Back in about 6th grade, the entire class at Louisa May Alcott School took the Kuder Preference test. You used a pin to punch out your answers to a long series of survey questions indicating a career bent in one of 9 different categories: mechanical, clerical, computational, scientific, literary, social service, persuasive, artistic and musical. (*As a footnote, “outdoors” was added later as a category.) The questions were sort of like, (The following reconstruction is done from a distance of close to sixty years and is entirely fictional, but you’ll get the idea): “If you had a sick friend, would you rather (a) take care of him, (b) read to him, (c) make him chicken soup or (d) send a get well card.

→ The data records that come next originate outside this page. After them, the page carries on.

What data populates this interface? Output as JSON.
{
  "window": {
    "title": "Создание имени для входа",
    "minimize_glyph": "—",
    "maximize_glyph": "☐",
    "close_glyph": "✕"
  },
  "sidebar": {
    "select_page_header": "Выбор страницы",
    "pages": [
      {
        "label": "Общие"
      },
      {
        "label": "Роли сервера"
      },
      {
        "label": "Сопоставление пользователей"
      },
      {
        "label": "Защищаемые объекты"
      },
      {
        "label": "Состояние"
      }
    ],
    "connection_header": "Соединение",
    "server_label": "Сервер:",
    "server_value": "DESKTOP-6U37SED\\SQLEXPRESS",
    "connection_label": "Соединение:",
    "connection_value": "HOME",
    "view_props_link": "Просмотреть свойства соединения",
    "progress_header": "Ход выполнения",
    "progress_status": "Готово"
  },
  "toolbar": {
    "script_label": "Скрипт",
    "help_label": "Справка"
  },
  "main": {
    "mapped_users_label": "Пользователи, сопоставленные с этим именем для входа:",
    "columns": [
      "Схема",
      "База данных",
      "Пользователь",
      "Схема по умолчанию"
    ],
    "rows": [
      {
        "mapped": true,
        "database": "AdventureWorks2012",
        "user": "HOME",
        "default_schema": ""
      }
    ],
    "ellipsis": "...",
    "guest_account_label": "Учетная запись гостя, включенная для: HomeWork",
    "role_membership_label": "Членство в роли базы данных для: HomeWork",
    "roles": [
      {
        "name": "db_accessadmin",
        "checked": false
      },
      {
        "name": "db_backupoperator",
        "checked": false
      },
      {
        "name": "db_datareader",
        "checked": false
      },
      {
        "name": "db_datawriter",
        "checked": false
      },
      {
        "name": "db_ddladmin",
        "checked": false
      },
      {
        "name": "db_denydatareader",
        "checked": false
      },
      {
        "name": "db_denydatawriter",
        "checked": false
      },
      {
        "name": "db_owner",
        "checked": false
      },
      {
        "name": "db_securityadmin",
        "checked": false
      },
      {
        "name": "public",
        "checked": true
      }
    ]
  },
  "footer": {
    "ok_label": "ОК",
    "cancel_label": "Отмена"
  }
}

I don’t even know what my best score was (I’d like to think “literary”), but, by far and away, my lowest scoring category was “social service.” Out were career options in a number of occupations, particularly those in health care. It was eerily prescient. I cannot imagine being in a job surrounded all the time by sick and diseased people! They are boring; all they are concerned about are themselves and their illness.
But, guess what? Here I am.
It bothers me how my disease has taken over my life, making me a one-dimensional person centered on one thing: the damn cancer.
So, I’m trying to get back to previous pleasures and get that chattering self-obsessed monkey to shut up for a while. To wit:
- The movie Black Swan. I tried to find a good adjective to describe it in a message to my friend Jamie but the closest I could come was that I didn’t mind a bit paying big bucks at the box office to see it. Not for everyone though (madness, obsession, and even though there’s sexual naughtiness, definitely not a guy’s movie!)
- The book Bonk by Mary Roach (free with Interlibrary Loan). Mary Roach is the funniest non-fiction writer on the planet. Bonk makes light of scientific inquiries into sex (from an especially female point of view). Here’s a gentle sample and, remember, she is writing about real stuff.
These days, the only animal testicles being implanted into men are silicone prosthetics called Neuticles – intended for neutered pets….You may well be wondering why a neutered dog would need prosthetic testicles. A vet quoted on the Neuticles Web site says the product, ‘helps the pet’s self-esteem.'
(Not for everyone though (madness, obsession, and even though there’s sexual nuttiness, definitely not a guy’s book!)
Love to all,
P.S. For those of you who didn’t manage to wade all the way through my last blog (don’t bother now since it is moot), visit my friend Jean’s blog with recipes for singles (or sometimes two): http://solefoodfunk.com.
P.P.S. The picture is me and Big-Un in older times. It's my screen saver.